Skidmore, Owings & Merrill LLP's renovation of the Strand Theater resurrects the 100-year-old movie theater on San Francisco’s Market Street to provide a highly visible and experimental performance space for the city’s preeminent theater company, American Conservatory Theater (A.C.T.).
In addition to educational facilities, the redefined space houses a new 285-seat theater, stage support, a public lobby, a cafe, and a 120-seat black box theater and rehearsal space. The program is inserted within the shell of the former 725-seat cinema, overlaying essential modern theater elements on top of the raw backdrop of the original building.
The SOM design creates inspiring civic theater and dramatically opens the lobby and facade to the street and sidewalk, energizing both the building and the surrounding neighborhood. The Strand is strategically located between the city’s booming retail district and the Civic Center, in the midst of fast-growing tech and residential developments that have recently relocated to the area. The restored theater represents a key component in the regeneration of this once vital part of the city.
ARCHITECTURE + BRANDING:
As part of the renovation, a graphic identity was developed for the Strand – one clearly identifiable as A.C.T., a 50-year-old institution, but tailored to reflect the new space and its mission. Focused on new work, emerging artists, arts education, and community outreach, the Strand’s identity had to convey the unadorned immediacy of experimental theater and reflect the gritty, transitional aspects of its surrounding neighborhood.

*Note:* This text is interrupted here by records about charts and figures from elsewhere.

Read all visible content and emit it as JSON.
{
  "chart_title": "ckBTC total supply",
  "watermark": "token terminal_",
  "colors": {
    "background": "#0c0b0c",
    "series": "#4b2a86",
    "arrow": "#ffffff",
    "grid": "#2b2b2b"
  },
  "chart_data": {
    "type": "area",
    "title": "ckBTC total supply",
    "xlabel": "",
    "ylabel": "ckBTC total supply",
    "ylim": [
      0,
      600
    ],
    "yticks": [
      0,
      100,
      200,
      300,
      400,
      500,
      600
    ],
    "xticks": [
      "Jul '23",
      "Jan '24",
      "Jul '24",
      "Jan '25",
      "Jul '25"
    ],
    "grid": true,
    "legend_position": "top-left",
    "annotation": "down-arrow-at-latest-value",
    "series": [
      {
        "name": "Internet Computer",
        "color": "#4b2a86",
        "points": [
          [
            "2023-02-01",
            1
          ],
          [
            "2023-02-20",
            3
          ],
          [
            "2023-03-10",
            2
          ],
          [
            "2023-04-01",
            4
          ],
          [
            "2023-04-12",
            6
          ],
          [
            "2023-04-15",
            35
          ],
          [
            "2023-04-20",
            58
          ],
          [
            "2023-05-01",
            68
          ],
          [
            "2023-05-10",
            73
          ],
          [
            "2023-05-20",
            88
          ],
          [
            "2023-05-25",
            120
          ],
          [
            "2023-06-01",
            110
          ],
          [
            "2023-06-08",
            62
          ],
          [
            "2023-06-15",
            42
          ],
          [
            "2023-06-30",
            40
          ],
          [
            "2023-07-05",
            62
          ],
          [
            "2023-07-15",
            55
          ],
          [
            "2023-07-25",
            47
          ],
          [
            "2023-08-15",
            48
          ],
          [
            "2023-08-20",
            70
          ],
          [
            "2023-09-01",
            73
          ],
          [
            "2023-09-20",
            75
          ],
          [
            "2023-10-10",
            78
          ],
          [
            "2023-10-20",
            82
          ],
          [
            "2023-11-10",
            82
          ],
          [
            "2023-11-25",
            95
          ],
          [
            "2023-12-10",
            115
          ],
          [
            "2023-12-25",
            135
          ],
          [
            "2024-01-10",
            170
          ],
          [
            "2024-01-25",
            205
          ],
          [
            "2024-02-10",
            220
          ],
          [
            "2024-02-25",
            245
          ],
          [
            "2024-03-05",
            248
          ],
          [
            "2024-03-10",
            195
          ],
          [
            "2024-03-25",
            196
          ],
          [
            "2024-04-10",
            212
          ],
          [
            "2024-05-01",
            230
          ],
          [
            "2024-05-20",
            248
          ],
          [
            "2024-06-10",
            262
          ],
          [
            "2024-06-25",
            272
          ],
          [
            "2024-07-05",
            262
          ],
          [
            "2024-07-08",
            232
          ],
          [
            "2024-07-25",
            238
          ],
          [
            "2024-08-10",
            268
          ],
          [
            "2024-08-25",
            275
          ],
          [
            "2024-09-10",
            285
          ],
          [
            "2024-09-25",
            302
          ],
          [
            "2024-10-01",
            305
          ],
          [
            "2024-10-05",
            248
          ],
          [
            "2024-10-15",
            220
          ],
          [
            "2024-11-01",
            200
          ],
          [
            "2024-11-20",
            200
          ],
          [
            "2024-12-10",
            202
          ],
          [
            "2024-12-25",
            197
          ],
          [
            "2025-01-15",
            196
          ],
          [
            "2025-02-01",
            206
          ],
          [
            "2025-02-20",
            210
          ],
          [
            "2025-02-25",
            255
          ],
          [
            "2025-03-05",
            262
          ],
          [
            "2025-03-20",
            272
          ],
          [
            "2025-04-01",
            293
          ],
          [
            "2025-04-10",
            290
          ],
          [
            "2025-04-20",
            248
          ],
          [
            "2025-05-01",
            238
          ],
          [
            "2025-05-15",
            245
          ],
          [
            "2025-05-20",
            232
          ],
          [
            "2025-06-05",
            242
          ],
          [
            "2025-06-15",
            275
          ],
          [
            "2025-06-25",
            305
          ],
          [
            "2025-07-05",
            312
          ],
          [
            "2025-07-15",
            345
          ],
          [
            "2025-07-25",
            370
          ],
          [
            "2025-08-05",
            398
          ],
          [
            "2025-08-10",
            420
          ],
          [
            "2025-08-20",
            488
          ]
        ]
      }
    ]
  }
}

The stencil, a staple of backstage labeling, was used to express the direct, stripped-down simplicity of the Strand’s space and program. This theme was carried throughout the building’s environmental graphics and signage, including the exterior blade and canopy, interior wayfinding, and donor wall. Lettering and pictograms were painted directly on the walls, or cut into metal sheets to resemble industrial stencil sets.